Cette sortie médiatique marque une rupture avec l’omerta habituelle, plaçant la dignité humaine au cœur du débat régalien.Au-delà de l’indignation morale, c’est le logiciel judiciaire gabonais qui est aujourd’hui remis en question. Le ministre pointe du doigt une culture de « l’incarcération systématique », perçue par l’opinion publique comme la seule réponse légitime au crime. Cette dépendance au tout-pénitentiaire engorge les tribunaux et les cellules, transformant les lieux de détention en poudrières sociales. Pour le garde des Sceaux, il est urgent de briser ce cycle en explorant des solutions alternatives, car la prison, dans son état actuel, semble avoir échoué dans sa mission de réinsertion pour ne devenir qu’un lieu de relégation.Pour désengorger durablement les couloirs de la prison de Libreville, le gouvernement entend désormais mettre l’accent sur les peines alternatives.

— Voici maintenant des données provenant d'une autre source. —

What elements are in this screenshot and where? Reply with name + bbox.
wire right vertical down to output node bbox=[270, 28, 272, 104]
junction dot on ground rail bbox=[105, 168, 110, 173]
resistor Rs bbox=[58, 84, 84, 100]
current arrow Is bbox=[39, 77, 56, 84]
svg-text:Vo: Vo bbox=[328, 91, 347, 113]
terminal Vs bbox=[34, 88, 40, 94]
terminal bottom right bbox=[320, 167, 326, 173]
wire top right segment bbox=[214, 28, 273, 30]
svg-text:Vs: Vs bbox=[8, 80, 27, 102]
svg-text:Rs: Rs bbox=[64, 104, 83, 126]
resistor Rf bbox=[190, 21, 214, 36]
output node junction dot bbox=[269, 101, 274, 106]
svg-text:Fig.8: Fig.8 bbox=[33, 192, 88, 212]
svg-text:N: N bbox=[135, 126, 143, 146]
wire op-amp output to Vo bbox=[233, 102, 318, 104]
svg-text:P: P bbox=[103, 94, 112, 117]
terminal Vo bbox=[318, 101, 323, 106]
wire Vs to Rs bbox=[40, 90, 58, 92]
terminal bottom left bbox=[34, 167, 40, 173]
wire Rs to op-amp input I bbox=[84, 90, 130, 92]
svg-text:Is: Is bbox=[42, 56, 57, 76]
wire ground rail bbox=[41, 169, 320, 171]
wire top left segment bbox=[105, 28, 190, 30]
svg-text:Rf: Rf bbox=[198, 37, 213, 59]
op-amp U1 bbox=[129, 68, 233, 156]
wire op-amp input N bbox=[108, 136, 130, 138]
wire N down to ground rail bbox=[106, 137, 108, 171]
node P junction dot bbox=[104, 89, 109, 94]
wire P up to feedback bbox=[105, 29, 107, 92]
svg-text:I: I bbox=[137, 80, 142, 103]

Travaux d’intérêt général, libérations conditionnelles ou bracelets électroniques sont autant de pistes évoquées pour transformer le paysage judiciaire. L’enjeu est de taille : il s’agit de faire accepter à une société en quête de fermeté que la justice peut être efficace sans être nécessairement synonyme de cachot. La réussite de cette réforme dépendra de la capacité de l’administration à moderniser ses textes et à doter le système judiciaire des moyens nécessaires pour appliquer ces mesures de substitution.